The dev team chose to write the application code themselves by running the entire workflow within a single process running inside containers deployed to AWS EKS triggered by AWS CloudWatch scheduled events or cron jobs. They did this for about two years. The team struggled to achieve parallelization in the workflow without running the risk of a parallel branch throwing an unhandled exception which could bring down the entire workflow. The risk was further magnified as the workflow had to iterate over a set of records, and perform an operation on each item of the set. The process could get halfway through the set, and if one of the items failed, it would bring down the whole process, making it much harder to work with fail cases.
Next, they turned to Apache Airflow and used it for a year, until it became cumbersome to operate and maintain the servers. Having to manually provision, install, secure, monitor, patch, upgrade, and scale it needed dedicated resources with deep expertise that only one person on the development team had. The CTO saw the siloed expertise and heavy operational overhead as a major risk from the standpoint of investing further in the technology stack. These factors led them to a decision to re-platform their whole monolith backend architecture to be almost entirely serverless – except for their databases.
When migrating to AWS Step Functions, the startup was able to reuse some of its pre-written workflow code. “Working in this model also made our code easier to reason about,” says Duro. “Data structures could be flatter, and code is less littered with complex fail state handling code.”
Freebird utilized Express workflows due to the high volume of data that needed processing – realtime webhook data from ride-share providers. This incoming webhook data is sent to Amazon API Gateway. This data is pushed right into an Amazon Kinesis data stream using a direct integration with Amazon Kinesis. Pushing data directly into an Amazon Kinesis stream helps ensure data resilience. An AWS Lambda function is set up to pull data off this stream, and execute an AWS Step Functions – Express Workflow. This workflow goes through a complex chain of steps to validate, process, and normalize this incoming data. Ultimately, it is emitted to an SNS topic which downstream services can subscribe to. If something goes wrong downstream, Kinesis can replay the webhook events in the order they came in.
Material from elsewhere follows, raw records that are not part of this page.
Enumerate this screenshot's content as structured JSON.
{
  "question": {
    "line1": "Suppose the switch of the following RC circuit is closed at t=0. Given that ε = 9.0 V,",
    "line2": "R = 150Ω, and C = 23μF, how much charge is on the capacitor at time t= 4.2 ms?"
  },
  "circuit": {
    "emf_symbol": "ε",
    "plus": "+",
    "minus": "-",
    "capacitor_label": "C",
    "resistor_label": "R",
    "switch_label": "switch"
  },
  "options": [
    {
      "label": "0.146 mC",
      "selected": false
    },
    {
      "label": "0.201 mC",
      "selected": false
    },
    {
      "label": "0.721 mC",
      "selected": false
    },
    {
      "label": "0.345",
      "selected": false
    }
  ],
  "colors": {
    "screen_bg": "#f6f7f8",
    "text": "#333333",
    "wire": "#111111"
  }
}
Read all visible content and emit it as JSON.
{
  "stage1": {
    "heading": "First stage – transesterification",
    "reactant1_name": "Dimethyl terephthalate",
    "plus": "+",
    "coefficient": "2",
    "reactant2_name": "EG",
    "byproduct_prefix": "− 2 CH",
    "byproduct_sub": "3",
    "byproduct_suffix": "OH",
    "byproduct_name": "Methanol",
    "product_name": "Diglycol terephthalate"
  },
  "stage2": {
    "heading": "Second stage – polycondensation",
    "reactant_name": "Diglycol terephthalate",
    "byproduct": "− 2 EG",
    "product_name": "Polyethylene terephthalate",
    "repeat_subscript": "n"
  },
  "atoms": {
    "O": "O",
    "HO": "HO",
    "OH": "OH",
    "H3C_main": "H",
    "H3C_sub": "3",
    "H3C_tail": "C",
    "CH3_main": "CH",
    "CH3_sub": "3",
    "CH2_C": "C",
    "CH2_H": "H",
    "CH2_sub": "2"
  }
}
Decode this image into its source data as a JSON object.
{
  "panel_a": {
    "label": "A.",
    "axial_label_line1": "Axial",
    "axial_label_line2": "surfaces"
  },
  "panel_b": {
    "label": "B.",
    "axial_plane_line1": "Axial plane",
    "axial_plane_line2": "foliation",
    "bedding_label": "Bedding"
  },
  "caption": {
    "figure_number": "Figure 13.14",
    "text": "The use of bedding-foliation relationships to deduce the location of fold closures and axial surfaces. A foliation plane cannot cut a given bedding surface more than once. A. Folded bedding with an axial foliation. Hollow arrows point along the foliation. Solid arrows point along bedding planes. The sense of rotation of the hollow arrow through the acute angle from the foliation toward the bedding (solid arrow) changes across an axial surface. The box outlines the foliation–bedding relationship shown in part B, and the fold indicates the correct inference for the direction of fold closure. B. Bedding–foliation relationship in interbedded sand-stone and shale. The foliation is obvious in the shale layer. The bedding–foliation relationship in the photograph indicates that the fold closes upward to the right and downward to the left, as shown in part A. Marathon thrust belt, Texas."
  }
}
How Freebird Uses AWS Step Functions in its Data Processing Workflow
“AWS Step Functions, especially Express Workflows, has benefited us greatly. We are able to carefully handle known fail cases with retries and exponential back-off, ” Duro says. “Adding a new external source is as simple as adding one or two tasks to the workflow. The Step Functions integration with AWS Lambda allows us to leverage tools and languages that our team are already familiar with, and helps us maintain a serverless ops focus. We only pay for what we use at the request level, so when volumes are down, our costs go down.”
Looking ahead, AWS Step Functions-Express Workflows will help Freebird scale easily to adapt to additional third parties as well as process data for other business applications such as streaming data from marketing technology tools to analyze marketing spend.